Vladimir Fridkes: I believe that meditative immersion is necessary. Moreover, I think that our works are built in such a way that, if you watch attentively and relax, they actually take you to such a state. I was forced to rewatch Inverso Mundo for a number of times: I had to show it in Venice to various people and my colleagues had all left, and I repeatedly caught myself losing track of time: I didn’t notice how the time passed ‒ what happened to these 40 minutes? There is this state of watching, and it is necessary. Afterwards, I hope, the viewer is left with some sort of impression and certain food for thought.

How do real and symbolic economy relate in your art?

Т.А.: There is no limit to consuming finances, and any of our works could easily consume even more. Nevertheless, we can make it possible for people to watch our work completely free of charge; for instance, here, on the façade of the Manezh building, fragments of our works are demonstrated to the whole city.

E.S.: The Turandot opera was staged in association with the Lakhta Centre company from St Petersburg; they wanted to support one of our new projects.

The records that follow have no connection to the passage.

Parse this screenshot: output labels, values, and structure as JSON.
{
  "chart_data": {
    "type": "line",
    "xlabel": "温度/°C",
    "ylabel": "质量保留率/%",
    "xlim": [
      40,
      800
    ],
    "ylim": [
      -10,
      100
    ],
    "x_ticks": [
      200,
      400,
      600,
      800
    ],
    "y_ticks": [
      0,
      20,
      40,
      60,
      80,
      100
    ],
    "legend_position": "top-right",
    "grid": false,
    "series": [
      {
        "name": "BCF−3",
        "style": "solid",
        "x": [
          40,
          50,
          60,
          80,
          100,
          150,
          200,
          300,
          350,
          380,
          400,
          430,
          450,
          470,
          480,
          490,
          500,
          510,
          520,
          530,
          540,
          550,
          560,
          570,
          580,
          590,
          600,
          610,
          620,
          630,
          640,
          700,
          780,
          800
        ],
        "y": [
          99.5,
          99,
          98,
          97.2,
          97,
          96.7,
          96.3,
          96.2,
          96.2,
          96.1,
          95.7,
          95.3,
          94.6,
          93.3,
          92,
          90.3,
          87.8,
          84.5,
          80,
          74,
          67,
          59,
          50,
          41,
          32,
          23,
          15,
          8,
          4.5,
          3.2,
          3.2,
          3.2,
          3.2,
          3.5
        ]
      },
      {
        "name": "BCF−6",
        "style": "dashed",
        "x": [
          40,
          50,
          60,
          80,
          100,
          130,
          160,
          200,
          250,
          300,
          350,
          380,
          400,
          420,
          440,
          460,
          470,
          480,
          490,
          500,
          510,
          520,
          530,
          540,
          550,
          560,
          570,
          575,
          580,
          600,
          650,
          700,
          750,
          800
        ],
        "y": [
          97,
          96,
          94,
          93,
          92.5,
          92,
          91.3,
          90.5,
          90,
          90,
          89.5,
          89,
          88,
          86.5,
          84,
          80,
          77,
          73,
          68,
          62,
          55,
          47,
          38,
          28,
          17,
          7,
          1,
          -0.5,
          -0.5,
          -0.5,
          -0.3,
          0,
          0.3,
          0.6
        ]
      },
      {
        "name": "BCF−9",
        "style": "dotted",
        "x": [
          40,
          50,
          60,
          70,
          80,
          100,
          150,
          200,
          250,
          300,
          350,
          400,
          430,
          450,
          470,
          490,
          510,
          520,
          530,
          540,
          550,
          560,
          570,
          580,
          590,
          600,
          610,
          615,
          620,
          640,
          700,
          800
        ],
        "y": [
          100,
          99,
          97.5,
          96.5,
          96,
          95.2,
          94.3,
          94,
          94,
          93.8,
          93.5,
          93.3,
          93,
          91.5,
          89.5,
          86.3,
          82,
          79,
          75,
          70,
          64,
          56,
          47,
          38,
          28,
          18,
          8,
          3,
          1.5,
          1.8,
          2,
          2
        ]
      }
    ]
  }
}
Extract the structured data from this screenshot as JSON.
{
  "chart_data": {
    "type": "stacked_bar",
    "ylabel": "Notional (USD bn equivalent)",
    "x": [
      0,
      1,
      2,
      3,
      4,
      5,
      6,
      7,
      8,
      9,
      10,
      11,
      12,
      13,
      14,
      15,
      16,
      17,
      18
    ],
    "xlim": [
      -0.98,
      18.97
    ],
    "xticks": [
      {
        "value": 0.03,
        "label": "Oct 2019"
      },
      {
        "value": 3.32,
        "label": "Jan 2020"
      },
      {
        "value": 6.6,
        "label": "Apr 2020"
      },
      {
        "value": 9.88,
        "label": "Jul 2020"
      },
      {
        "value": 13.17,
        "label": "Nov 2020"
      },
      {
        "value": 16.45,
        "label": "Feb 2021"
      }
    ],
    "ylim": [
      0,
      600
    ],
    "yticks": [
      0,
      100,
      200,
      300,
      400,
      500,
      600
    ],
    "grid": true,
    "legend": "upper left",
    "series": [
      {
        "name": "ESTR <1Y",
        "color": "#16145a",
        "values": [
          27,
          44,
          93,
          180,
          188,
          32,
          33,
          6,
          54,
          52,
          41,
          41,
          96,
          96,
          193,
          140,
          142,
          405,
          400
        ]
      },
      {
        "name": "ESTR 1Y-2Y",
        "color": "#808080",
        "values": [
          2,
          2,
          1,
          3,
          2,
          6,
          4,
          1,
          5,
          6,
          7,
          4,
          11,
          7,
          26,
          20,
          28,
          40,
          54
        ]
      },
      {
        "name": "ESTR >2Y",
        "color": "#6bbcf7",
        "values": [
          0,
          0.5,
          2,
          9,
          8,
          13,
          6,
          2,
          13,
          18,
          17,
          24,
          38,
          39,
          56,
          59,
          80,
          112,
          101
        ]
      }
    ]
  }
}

Our proposal was to contribute to this opera production, and so they became the fourth partner on this project. The production is travelling through Europe, moving from one theatre to the next; next year will see it run in the third theatre, at the Badisches Staatstheater Karlsruhe in Germany. If everything goes as planned, we hope to show a video installation of Turandot in St Petersburg in January 2020.

Т.А.: The young director Fabio Cherstich from Milan and the artistic director of Teatro Massimo Oscar Pizzo invite non-theatrical artists to take part in their productions: Bill Viola, William Kentridge, AES+F. It was very comfortable to work with him; the director was very considerate; sometimes he even enhanced our visual image with his directorial decisions. The octogenarian maestro Gabriele Ferro became a true fan of our visual solutions. Turandot is a mixture of various cultures: a Persian legend with some added Chinese colour, retold by Gozzi for Italian theatre ‒ that’s the story to which we suggested adding the element of future.


Turandot. Jellyfish. 2019. Single channel freeze frame.

After Turandot, have you now found a taste for opera productions? Which opera would you like to stage next?

Т.А.: Our friend, artist Katya Bochavar from Moscow, has written a fantastic libretto (it is a secret for the time being). It is based on ancient Chinese and Korean stories about dreams. So we spent some more time brainstorming, and the result is a transhistorical tale: dream permeates the whole culture. Someone falls asleep, finds himself in the future and then wakes up again in the baroque Asia. What we need now is a new composer. Economic issues are always a matter of initiation. You just have to start, and the actual culture of opera helps bring it to fruition. Opera is alive. People will always find it interesting to watch these animals with the huge voices on the stage.